I have tried meditation before; I spent most of my early twenties staring earnestly at a candle in 5 minute increments to no avail. Because I’m a stubborn mule, means of de-stressing do not come easy to me. If a room, person or technique is inviting me to relax through their decor, manner or method, my inner voice, the dickhead, will scream back NEVER! And resist, filling my mind with snatches of irritating songs or dramatisations of work related anecdotes.
I don;t know why it won’t let me relax. My inner voice is a dickhead, after all.
So I’ve been meditating for over a month now and I like it. It’s no pressure. Ifv your inner voice decides to list all the times you have been snubbed by a shop assistant, you just let it. Its this aspect of no resistance that I found most appealing – mind control is impossible, we are going to have thoughts, so just bloody have them instead of engaging with them and trying to wrestle them to the metaphorical ground. And what happens next is great: once I let them run off, I gradually stop listening.
I will make a terrible parent.
This is when I’m happiest with how my sessions go – when I genuinely lift away from my thoughts and achieve a bit of bliss. These sessions generally pass very quickly and I can’t remember what I’ve been thinking about that whole time. That’s the gold standard, right there.
Most of my sessions are still a bit of a battleground, involving me unwittingly chasing dickhead’s thoughts around and then feeling guilty about doing so. I often feel like this is my failure to bear, but TM does not differentiate between ‘good’ and ‘bad’ meditation. Nascent meditators may have grand notions about reaching some subconscious nirvana on their first attempt, but that speaks of our socially conditioned desire to succeed, to be the best, the first, the most. I don’t think that TM urges you to strive for this. By striving for it, you’re bound to fail. Such a joyful ethic!

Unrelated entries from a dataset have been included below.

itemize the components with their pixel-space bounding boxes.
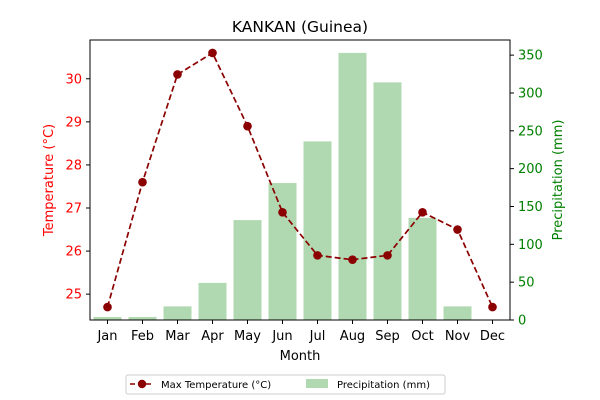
precipitation-bars bbox=[93, 52, 472, 320]
temperature-point-apr bbox=[208, 48, 217, 58]
y-right-tick-label: 50 bbox=[518, 276, 535, 291]
x-tick-label: Aug bbox=[340, 329, 365, 344]
y-axis-right: 0 50 100 150 200 250 300 350 bbox=[510, 49, 543, 329]
y-right-tick-label: 0 bbox=[518, 314, 526, 329]
legend-frame bbox=[125, 374, 446, 395]
x-tick-label: Jul bbox=[309, 329, 326, 344]
legend-label-temperature: Max Temperature (°C) bbox=[161, 380, 271, 391]
y-left-tick-label: 29 bbox=[65, 115, 82, 130]
x-tick-label: Jan bbox=[96, 329, 117, 344]
y-axis-left-label: Temperature (°C) bbox=[42, 124, 57, 237]
legend-line-marker bbox=[137, 379, 147, 389]
y-right-tick-label: 200 bbox=[518, 162, 543, 177]
temperature-point-oct bbox=[418, 208, 427, 217]
temperature-point-feb bbox=[138, 177, 147, 187]
x-tick-label: Nov bbox=[445, 329, 471, 344]
chart-title: KANKAN (Guinea) bbox=[232, 18, 368, 36]
x-tick-label: Apr bbox=[201, 329, 224, 344]
temperature-point-dec bbox=[488, 302, 497, 312]
temperature-line-layer bbox=[103, 48, 497, 312]
x-tick-label: Oct bbox=[411, 329, 433, 344]
y-right-tick-label: 350 bbox=[518, 49, 543, 64]
plot-frame bbox=[89, 39, 511, 321]
precipitation-bar-apr bbox=[198, 282, 227, 320]
y-left-tick-label: 30 bbox=[65, 72, 82, 87]
precipitation-bar-aug bbox=[338, 52, 367, 320]
legend-label-precipitation: Precipitation (mm) bbox=[337, 380, 430, 391]
x-tick-label: Feb bbox=[131, 329, 154, 344]
temperature-point-jan bbox=[103, 302, 112, 312]
precipitation-bar-jan bbox=[93, 316, 122, 320]
precipitation-bar-feb bbox=[128, 316, 157, 320]
x-tick-label: May bbox=[234, 329, 261, 344]
x-axis-label: Month bbox=[280, 349, 321, 364]
temperature-point-jun bbox=[278, 208, 287, 217]
precipitation-bar-mar bbox=[163, 306, 192, 320]
precipitation-bar-nov bbox=[443, 306, 472, 320]
y-left-tick-label: 25 bbox=[65, 288, 82, 303]
x-axis: Jan Feb Mar Apr May Jun Jul Aug Sep Oct Nov Dec bbox=[96, 320, 505, 344]
y-right-tick-label: 250 bbox=[518, 124, 543, 139]
y-left-tick-label: 27 bbox=[65, 202, 82, 217]
temperature-point-jul bbox=[313, 251, 322, 260]
precipitation-bar-may bbox=[233, 220, 262, 320]
y-right-tick-label: 100 bbox=[518, 238, 543, 253]
precipitation-bar-jun bbox=[268, 183, 297, 320]
x-tick-label: Mar bbox=[165, 329, 190, 344]
legend: Max Temperature (°C) Precipitation (mm) bbox=[125, 374, 446, 395]
y-right-tick-label: 150 bbox=[518, 200, 543, 215]
temperature-point-sep bbox=[383, 251, 392, 260]
x-tick-label: Sep bbox=[375, 329, 400, 344]
temperature-point-nov bbox=[453, 225, 462, 234]
temperature-point-may bbox=[243, 121, 252, 131]
precipitation-bar-oct bbox=[408, 217, 437, 320]
legend-bar-swatch bbox=[306, 379, 328, 388]
y-axis-right-label: Precipitation (mm) bbox=[551, 120, 566, 241]
temperature-point-aug bbox=[348, 255, 357, 264]
y-left-tick-label: 28 bbox=[65, 158, 82, 173]
y-right-tick-label: 300 bbox=[518, 86, 543, 101]
y-axis-left: 25 26 27 28 29 30 bbox=[65, 72, 90, 303]
precipitation-bar-sep bbox=[373, 82, 402, 320]
precipitation-bar-jul bbox=[303, 141, 332, 320]
temperature-point-mar bbox=[173, 70, 182, 79]
x-tick-label: Jun bbox=[271, 329, 292, 344]
y-left-tick-label: 26 bbox=[65, 245, 82, 260]
x-tick-label: Dec bbox=[480, 329, 505, 344]
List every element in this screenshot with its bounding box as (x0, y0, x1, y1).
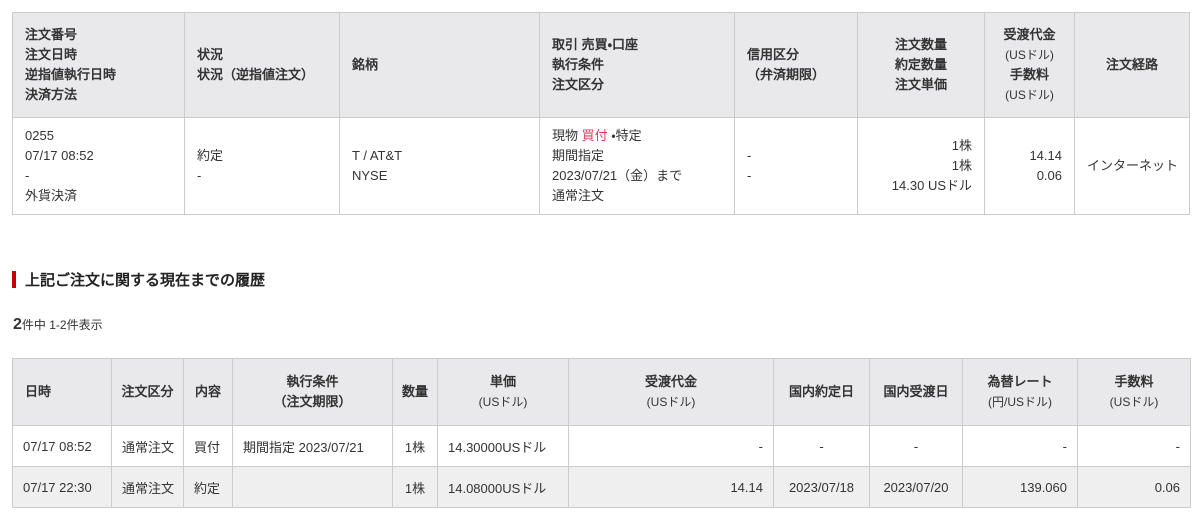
order-cell-amount: 14.14 0.06 (984, 117, 1075, 215)
history-cell-exec-condition (232, 466, 393, 508)
history-cell-date: 07/17 08:52 (12, 425, 112, 467)
history-cell-quantity: 1株 (392, 466, 438, 508)
history-cell-domestic-contract-date: - (773, 425, 870, 467)
history-cell-domestic-settlement-date: - (869, 425, 963, 467)
history-cell-domestic-settlement-date: 2023/07/20 (869, 466, 963, 508)
order-col-header-order-number: 注文番号 注文日時 逆指値執行日時 決済方法 (12, 12, 185, 118)
history-cell-quantity: 1株 (392, 425, 438, 467)
order-summary-table: 注文番号 注文日時 逆指値執行日時 決済方法 状況 状況（逆指値注文） 銘柄 取引 売買・口座… (12, 12, 1190, 215)
order-cell-symbol: T / AT&T NYSE (339, 117, 540, 215)
history-cell-settlement-amount: 14.14 (568, 466, 774, 508)
history-col-header-date: 日時 (12, 358, 112, 426)
order-cell-quantity: 1株 1株 14.30 USドル (857, 117, 985, 215)
history-cell-settlement-amount: - (568, 425, 774, 467)
order-history-header: 日時 注文区分 内容 執行条件 （注文期限） 数量 単価 (USドル) 受渡代金 (USドル) 国内… (12, 358, 1191, 426)
history-cell-date: 07/17 22:30 (12, 466, 112, 508)
order-col-header-quantity: 注文数量 約定数量 注文単価 (857, 12, 985, 118)
history-cell-unit-price: 14.30000USドル (437, 425, 569, 467)
history-cell-domestic-contract-date: 2023/07/18 (773, 466, 870, 508)
order-summary-data-row: 0255 07/17 08:52- 外貨決済 約定 - T / AT&T NYSE 現物 買付… (12, 117, 1190, 215)
history-cell-commission: - (1077, 425, 1191, 467)
history-cell-exchange-rate: 139.060 (962, 466, 1078, 508)
order-cell-order-number: 0255 07/17 08:52- 外貨決済 (12, 117, 185, 215)
order-cell-route: インターネット (1074, 117, 1190, 215)
red-accent-bar (12, 271, 16, 288)
order-cell-status: 約定 - (184, 117, 340, 215)
history-row-1: 07/17 08:52 通常注文 買付 期間指定 2023/07/21 1株 14.300… (12, 425, 1191, 467)
order-cell-trade: 現物 買付 ・特定 期間指定 2023/07/21（金）まで 通常注文 (539, 117, 735, 215)
order-cell-margin-class: -- (734, 117, 858, 215)
history-col-header-content: 内容 (183, 358, 233, 426)
order-col-header-symbol: 銘柄 (339, 12, 540, 118)
history-col-header-commission: 手数料 (USドル) (1077, 358, 1191, 426)
history-col-header-domestic-settlement-date: 国内受渡日 (869, 358, 963, 426)
history-row-2: 07/17 22:30 通常注文 約定 1株 14.08000USドル 14.14 2023… (12, 466, 1191, 508)
order-col-header-status: 状況 状況（逆指値注文） (184, 12, 340, 118)
history-col-header-unit-price: 単価 (USドル) (437, 358, 569, 426)
history-cell-exchange-rate: - (962, 425, 1078, 467)
history-cell-commission: 0.06 (1077, 466, 1191, 508)
history-cell-content: 買付 (183, 425, 233, 467)
history-cell-order-type: 通常注文 (111, 466, 184, 508)
history-section-title: 上記ご注文に関する現在までの履歴 (12, 269, 1199, 290)
order-col-header-margin-class: 信用区分 （弁済期限） (734, 12, 858, 118)
history-col-header-exec-condition: 執行条件 （注文期限） (232, 358, 393, 426)
history-cell-unit-price: 14.08000USドル (437, 466, 569, 508)
history-col-header-exchange-rate: 為替レート (円/USドル) (962, 358, 1078, 426)
order-summary-header: 注文番号 注文日時 逆指値執行日時 決済方法 状況 状況（逆指値注文） 銘柄 取引 売買・口座… (12, 12, 1190, 118)
order-col-header-amount: 受渡代金 (USドル) 手数料 (USドル) (984, 12, 1075, 118)
buy-label: 買付 (581, 128, 608, 143)
order-history-table: 日時 注文区分 内容 執行条件 （注文期限） 数量 単価 (USドル) 受渡代金 (USドル) 国内… (12, 358, 1191, 508)
result-count-label: 件中 1-2件表示 (21, 318, 103, 332)
history-col-header-settlement-amount: 受渡代金 (USドル) (568, 358, 774, 426)
result-count-total: 2 (13, 316, 22, 333)
order-history-header-row: 日時 注文区分 内容 執行条件 （注文期限） 数量 単価 (USドル) 受渡代金 (USドル) 国内… (12, 358, 1191, 426)
order-col-header-route: 注文経路 (1074, 12, 1190, 118)
result-count: 2件中 1-2件表示 (13, 316, 1199, 334)
order-summary-header-row: 注文番号 注文日時 逆指値執行日時 決済方法 状況 状況（逆指値注文） 銘柄 取引 売買・口座… (12, 12, 1190, 118)
history-col-header-quantity: 数量 (392, 358, 438, 426)
history-cell-order-type: 通常注文 (111, 425, 184, 467)
section-title-text: 上記ご注文に関する現在までの履歴 (25, 272, 266, 289)
history-cell-exec-condition: 期間指定 2023/07/21 (232, 425, 393, 467)
history-col-header-domestic-contract-date: 国内約定日 (773, 358, 870, 426)
order-col-header-trade: 取引 売買・口座 執行条件 注文区分 (539, 12, 735, 118)
history-cell-content: 約定 (183, 466, 233, 508)
history-col-header-order-type: 注文区分 (111, 358, 184, 426)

In stead, the TM approach is this:
Did you close your eyes?
Did you keep your mantra in mind and if you forgot it, did you come back to it?
Did you stretch and come round slowly afterwards?
If yes to these, then you meditated my friend. The quality of the meditation, how surface you stay or deep you go is secondary. In that 20 minutes, you did whatever your brain needed to do: if it was shallow processing, so be it. The trick is not to worry too much about it.
And here I am, sounding like Maharishi when I spend most of my sessions arguing with my own head. I know the menu – I just need to swallow a bit more random thought soup first.